Experts from around the world gathered at The Dickson Poon School of Law last week to launch a new project looking at the recent tendency towards autocratization in a number of countries, and different forms of resistance to this phenomenon.
(This article originally appears on the King's College Website)
On 10 and 11 November, the Transnational Law Institute (TLI) welcomed distinguished academics from all over the world to launch a new project, The Consortium on Global Resistance to Authoritarian Diffusion (GRAD).
The project will study authoritarian developments in selected countries and the domestic and international resistance to them. The event heard presentations on recent developments in Brazil, China, Hungary, India, South Africa and the United States, and on sanctions, transnational human rights resistance to authoritarianism and the political economy of autocratization.
Professor Octavio Ferraz, co-Director of the Transnational Law Institute (TLI), said: “It was great to welcome friends from the US, Brazil, Hungary, India, South Africa and China to the first event of GRAD. Resistance to autocratization is not only an important topic but one which lawyers are particularly well placed to study.”

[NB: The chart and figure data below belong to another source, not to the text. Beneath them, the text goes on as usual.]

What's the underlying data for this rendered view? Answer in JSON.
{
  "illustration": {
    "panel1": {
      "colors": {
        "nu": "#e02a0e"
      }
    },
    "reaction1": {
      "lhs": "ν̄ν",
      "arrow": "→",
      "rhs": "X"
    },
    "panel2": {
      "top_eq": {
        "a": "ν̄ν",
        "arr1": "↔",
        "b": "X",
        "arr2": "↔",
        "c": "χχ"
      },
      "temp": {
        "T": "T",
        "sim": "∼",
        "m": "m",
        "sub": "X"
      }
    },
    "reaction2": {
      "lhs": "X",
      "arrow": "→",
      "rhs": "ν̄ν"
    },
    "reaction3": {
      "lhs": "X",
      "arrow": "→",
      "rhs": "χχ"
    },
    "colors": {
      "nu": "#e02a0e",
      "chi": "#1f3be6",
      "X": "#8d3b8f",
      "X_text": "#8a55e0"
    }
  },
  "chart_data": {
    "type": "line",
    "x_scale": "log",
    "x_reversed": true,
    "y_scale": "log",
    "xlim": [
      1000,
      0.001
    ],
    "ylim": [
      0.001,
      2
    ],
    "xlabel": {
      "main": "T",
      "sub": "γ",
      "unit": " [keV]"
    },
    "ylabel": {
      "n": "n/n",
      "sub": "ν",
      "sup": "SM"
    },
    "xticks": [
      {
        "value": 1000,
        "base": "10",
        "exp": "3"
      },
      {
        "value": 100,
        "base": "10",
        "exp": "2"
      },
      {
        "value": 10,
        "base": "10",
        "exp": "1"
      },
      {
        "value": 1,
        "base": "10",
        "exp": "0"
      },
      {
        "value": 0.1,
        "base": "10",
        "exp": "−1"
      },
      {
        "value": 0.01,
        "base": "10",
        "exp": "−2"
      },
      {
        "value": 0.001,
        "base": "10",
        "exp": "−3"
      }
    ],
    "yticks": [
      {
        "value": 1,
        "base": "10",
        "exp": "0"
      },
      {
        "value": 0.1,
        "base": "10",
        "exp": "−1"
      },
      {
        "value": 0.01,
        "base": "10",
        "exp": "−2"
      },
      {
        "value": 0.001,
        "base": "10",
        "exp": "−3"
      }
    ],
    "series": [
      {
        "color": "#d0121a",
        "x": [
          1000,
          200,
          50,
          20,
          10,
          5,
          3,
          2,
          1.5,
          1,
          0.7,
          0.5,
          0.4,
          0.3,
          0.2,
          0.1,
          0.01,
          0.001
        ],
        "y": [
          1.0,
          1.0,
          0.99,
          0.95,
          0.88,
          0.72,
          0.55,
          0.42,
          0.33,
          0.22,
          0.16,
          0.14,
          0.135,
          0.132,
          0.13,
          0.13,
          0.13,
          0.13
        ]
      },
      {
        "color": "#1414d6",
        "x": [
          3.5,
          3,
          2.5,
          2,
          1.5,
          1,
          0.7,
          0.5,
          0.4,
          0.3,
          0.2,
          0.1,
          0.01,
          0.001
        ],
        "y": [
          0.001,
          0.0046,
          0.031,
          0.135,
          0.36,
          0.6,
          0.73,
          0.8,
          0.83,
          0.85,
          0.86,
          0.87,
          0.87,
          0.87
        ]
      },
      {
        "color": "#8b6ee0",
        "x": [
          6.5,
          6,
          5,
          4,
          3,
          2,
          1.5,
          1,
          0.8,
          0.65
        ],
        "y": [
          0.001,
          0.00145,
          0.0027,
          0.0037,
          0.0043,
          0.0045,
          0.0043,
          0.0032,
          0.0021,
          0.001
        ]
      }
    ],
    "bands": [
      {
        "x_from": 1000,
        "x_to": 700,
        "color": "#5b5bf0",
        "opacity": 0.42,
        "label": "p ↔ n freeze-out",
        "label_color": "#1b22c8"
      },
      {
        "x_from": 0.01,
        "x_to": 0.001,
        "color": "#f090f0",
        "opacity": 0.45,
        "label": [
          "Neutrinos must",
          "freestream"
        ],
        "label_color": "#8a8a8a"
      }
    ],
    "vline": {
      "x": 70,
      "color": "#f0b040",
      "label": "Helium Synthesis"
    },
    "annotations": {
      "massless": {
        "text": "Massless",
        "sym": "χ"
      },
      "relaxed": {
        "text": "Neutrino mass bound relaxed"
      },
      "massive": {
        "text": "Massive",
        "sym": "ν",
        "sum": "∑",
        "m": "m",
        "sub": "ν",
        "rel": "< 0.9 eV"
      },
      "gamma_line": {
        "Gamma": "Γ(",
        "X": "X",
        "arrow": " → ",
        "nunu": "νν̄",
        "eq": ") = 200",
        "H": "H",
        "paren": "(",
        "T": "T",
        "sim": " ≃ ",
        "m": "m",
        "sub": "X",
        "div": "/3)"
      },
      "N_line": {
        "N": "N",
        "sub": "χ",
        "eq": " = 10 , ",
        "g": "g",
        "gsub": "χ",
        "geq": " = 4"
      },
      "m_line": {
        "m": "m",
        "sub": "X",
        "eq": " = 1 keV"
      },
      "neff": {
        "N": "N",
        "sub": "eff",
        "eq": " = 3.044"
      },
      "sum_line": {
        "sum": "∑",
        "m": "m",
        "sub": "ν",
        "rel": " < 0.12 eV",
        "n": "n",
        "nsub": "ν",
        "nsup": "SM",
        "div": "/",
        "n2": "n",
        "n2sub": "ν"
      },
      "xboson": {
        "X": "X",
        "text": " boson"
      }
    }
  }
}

The GRAD Consortium is supported by the initial GRAD Partners: the TLI, based at The Dickson Poon School of Law, King’s College London; the Fundação Getúlio Vargas Law School in Sao Paulo (FGVLAW-SP), the University of Wisconsin Law School (UW), and the Project on Autocratic Legalism (PAL), an International Research Collaborative (IRC) within the Law and Society Association.
Fabio de Sa e Silva, Assistant Professor of International Studies & Wick Cary Professor of Brazilian Studies at the University of Oklahoma, said: “There is plenty of writing on autocratization processes and democratic decline, but not enough on legal resistance to those processes, and that is why this project is unique.”
Professor Oscar Vilheha Vieira, Professor of Constitutional Law and Dean at FGV São Paulo Law School, agreed: “The growing number of people living in countries going through a process of autocratization since 2011 is scary. There is no doubt we live in a democratic crisis.”